Monday, May 5, 2014

The Top Five: Grand Jury Proceedings

When I'm working with students, questions come up quite often as to the specifics of grand jury proceedings. Here are five things to certainly know:

1: The right to a grand jury is provided by the federal constitution. Some rights provided by the federal constitution have been incorporated by the states through the 14th Amendment. But the right to a grand jury proceeding is not one of those rights that have been incorporated, and so only if a state constitution requires such a proceeding will it be necessary in any given state.

2: A defendant has no right to notice that a grand jury is considering an indictment, nor does a defendant have a right to be present and confront adverse witnesses. There is also no right given to defendant to introduce evidence before the grand jury.

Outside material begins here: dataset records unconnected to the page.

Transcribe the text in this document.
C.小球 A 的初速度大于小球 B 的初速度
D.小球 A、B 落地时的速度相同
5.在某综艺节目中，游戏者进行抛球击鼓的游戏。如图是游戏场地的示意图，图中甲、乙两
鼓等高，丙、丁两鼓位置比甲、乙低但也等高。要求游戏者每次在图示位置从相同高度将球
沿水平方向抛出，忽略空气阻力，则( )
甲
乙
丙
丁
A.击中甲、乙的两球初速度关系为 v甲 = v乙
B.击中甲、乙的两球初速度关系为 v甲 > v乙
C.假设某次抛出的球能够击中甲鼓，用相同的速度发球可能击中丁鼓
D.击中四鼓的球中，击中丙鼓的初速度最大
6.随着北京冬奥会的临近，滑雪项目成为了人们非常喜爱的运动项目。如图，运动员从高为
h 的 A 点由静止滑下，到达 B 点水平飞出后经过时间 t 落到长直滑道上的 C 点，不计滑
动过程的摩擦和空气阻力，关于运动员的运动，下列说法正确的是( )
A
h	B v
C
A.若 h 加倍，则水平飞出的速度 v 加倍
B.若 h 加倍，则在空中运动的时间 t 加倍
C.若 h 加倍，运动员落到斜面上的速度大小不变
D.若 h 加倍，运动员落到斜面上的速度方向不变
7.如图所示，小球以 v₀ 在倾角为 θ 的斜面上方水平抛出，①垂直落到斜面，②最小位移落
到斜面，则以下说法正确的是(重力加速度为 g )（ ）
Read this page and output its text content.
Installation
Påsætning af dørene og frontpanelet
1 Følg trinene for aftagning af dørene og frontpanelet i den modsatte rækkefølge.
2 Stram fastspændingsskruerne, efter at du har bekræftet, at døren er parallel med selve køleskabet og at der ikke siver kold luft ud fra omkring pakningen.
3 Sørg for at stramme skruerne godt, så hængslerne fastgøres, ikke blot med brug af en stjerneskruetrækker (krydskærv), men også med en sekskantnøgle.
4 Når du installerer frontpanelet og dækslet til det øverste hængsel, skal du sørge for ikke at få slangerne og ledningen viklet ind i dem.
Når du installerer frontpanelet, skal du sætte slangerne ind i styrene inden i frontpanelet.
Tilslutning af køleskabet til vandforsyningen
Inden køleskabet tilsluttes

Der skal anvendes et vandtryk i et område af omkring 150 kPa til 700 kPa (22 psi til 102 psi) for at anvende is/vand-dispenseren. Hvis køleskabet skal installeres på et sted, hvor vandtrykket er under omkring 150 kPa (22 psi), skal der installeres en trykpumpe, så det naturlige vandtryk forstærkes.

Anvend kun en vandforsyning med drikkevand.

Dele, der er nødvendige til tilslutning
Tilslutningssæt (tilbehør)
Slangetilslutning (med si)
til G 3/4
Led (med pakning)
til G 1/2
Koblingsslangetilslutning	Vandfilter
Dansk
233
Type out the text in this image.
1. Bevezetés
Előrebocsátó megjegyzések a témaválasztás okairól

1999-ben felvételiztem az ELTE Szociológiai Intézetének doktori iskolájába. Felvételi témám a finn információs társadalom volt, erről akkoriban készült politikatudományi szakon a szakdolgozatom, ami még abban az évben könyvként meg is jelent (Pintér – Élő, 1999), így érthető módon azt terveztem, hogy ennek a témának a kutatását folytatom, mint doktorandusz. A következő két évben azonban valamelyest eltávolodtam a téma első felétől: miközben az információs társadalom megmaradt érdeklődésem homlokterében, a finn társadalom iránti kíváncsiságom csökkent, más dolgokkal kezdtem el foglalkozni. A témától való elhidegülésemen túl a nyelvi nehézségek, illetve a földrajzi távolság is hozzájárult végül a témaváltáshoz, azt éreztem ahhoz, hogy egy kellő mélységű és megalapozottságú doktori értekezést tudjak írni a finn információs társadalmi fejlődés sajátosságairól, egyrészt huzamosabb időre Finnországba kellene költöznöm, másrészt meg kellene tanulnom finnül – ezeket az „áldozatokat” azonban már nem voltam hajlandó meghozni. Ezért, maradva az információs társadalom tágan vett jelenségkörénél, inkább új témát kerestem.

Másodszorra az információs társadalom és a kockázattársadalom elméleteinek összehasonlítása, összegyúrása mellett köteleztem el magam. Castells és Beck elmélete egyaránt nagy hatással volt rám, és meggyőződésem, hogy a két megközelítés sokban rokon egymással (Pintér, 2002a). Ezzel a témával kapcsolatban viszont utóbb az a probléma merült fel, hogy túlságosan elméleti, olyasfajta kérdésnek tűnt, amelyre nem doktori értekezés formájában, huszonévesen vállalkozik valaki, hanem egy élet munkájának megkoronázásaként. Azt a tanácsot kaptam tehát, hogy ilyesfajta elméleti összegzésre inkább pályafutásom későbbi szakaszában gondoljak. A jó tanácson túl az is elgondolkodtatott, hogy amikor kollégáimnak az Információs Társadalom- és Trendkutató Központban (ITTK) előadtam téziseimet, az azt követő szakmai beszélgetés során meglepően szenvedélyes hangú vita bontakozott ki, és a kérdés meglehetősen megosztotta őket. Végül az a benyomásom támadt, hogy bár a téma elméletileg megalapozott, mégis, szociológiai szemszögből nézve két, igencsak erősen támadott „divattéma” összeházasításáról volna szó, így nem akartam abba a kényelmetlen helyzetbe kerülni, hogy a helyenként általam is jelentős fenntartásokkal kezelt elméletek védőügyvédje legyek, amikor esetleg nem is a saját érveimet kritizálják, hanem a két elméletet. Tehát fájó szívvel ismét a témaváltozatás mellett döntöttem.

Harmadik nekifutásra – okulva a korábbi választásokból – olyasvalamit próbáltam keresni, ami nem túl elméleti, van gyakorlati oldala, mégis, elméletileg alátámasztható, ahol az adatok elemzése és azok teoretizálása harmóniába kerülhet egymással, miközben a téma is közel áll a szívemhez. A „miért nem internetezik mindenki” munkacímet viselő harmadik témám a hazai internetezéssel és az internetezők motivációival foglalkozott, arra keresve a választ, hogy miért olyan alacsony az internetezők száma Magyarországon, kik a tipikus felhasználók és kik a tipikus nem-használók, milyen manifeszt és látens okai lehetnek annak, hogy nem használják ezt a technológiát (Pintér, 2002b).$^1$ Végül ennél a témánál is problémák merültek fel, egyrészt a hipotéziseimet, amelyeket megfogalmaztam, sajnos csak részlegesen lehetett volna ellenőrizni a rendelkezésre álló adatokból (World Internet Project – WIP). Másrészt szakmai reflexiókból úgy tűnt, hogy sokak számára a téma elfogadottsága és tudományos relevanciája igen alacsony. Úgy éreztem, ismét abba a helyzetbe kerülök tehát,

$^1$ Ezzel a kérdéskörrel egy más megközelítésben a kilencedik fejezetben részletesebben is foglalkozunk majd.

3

3: A witness subpoenaed to testify before a grand jury neither has the right to counsel, nor to Miranda warnings prior to testifying. This means that if the witness testifies falsely, that witness may still be convicted of perjury even though the witness was not provided Miranda warnings regarding the testimony. In addition, a witness does not have the right to an attorney while testifying.

4: A grand jury may base its indictment on evidence that would not be admissible at trial. In addition, a grand jury witness may not refuse to answer questions on the grounds that the evidence would be inadmissible at trial.

5: A witness may not claim that a subpoena to testify is invalid and attempt to justify that claim on the basis that there was no probable cause to call that witness to testify. The 4th Amendment's requirement for probable cause does not apply under these circumstances.